This week on Big Little Lies, some questions are answered, while fresh ones accumulate. Jane continues to struggle with feeling like an outsider in her new town, after her son Ziggy is again singled out as a suspect of violent behavior towards a fellow student. She also comes one step closer to finding out the identity of her son’s father, with a little help from amateur detective Madeline. The question now is, will she run towards a possible confrontation with the truth, or will she pack up and move her son away from this town that’s been hostile towards them from the start?
Elsewhere, Madeline and Celeste both finally admit to themselves and each other something that seems to be a common theme in the show – the feeling that motherhood alone, without other work or passions, isn’t enough to fulfill their lives, and also the inevitable guilt that comes from feeling that way.
Celeste rediscovers her love for practicing law in this episode, something she hasn’t done since becoming a mother but is also exceptionally good at. As Madeline says, Celeste completely lights up during their meeting with the mayor and his lawyers. She becomes a happier, more confident version of herself than we’ve seen thus far. She realizes that she felt more alive during that short meeting than she has in six years of “wiping noses.”
In earlier episodes, Renata makes it clear that she feels ostracized by her fellow mothers for having a career outside her family. Even Madeline, who in the first episode says she likes not working so she can lord it over the career moms, now admits that her participation in and passion for the play is mostly a means of escape. A way to do something else, be something more than a mom.
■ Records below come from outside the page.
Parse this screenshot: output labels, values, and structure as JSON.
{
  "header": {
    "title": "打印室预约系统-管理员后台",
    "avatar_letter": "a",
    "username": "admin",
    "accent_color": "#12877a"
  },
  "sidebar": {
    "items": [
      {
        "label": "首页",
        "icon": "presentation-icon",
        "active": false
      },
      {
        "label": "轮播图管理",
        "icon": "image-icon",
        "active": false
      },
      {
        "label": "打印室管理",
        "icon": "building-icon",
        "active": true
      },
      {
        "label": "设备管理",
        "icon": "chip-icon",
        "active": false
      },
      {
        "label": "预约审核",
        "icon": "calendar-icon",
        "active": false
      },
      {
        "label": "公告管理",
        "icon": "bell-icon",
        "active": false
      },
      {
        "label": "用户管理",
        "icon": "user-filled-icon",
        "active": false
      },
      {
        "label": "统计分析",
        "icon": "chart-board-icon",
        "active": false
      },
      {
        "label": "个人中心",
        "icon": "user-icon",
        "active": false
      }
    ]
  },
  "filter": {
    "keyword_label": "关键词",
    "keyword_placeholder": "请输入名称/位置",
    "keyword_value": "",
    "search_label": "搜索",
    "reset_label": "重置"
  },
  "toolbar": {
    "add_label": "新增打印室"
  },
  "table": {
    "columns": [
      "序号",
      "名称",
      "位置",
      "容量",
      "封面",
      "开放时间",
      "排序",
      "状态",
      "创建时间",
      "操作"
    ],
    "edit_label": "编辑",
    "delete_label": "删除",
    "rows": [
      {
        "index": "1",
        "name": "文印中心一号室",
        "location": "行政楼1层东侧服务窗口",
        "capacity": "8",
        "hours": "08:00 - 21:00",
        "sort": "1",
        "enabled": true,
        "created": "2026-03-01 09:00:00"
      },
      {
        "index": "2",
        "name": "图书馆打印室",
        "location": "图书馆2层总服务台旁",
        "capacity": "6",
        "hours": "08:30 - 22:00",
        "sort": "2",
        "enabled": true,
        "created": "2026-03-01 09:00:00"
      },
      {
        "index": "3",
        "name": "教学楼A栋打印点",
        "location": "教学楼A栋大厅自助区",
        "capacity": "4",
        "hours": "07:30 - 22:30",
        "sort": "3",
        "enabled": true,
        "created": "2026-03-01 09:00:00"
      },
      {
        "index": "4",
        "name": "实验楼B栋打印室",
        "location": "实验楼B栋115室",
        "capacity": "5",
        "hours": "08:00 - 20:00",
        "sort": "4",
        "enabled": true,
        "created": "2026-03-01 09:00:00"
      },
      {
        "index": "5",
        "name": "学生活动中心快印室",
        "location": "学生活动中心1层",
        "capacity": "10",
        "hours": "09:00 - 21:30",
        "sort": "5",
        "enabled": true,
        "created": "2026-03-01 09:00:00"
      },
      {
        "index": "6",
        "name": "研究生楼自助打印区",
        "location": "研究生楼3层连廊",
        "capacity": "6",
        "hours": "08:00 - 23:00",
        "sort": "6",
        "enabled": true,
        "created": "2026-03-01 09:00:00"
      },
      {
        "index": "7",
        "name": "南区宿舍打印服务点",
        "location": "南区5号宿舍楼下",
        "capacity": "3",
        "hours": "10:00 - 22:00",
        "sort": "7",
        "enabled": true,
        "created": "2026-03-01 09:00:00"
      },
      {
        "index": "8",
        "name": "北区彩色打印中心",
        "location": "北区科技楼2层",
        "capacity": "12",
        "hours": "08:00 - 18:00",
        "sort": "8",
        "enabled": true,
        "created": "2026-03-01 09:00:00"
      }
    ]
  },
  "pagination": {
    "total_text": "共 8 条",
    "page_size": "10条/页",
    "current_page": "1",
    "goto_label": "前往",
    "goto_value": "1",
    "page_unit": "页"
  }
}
I think this is a common theme in the show, because it is also a common theme for mothers in real life.
The feeling of wanting, or even needing, to occupy more roles than that of mother is something I can’t be the only mom who experiences. There have been many times in the last five years when I have been so thankful for the other titles I held, ones that weren’t some variation of the word mommy.
Titles like performer, writer, employee and teammate. Even the more tedious titles like waitress or student were still an essential means of escape, a way to break up my own hours of wiping noses. A way that made me feel good about myself, outside of my role as a mom. Yet while those other titles were a much-needed escape, there was also the guilt that accompanied the freedom. The gut-wrenching inner battle wondering how messed up my kid will be for having spent more time at daycare that day than she did with me.
I think that guilt is normal, healthy even, for it proves how much my daughter means to me. Even when I spend days juggling other titles along with that of mommy, she is never far from my heart or thoughts. And by wanting more for myself, I feel like I’m showing my daughter that she never has to limit herself to being any one thing, any one type of person. She will grow up knowing that to be a good mother doesn’t require the abolishment of her own individual passions.
Some of the characters on Big Little Lies have already learned that truth, and in this episode a couple more have fully realized it. I am excited to see where they will go with their newfound desires for more than motherhood.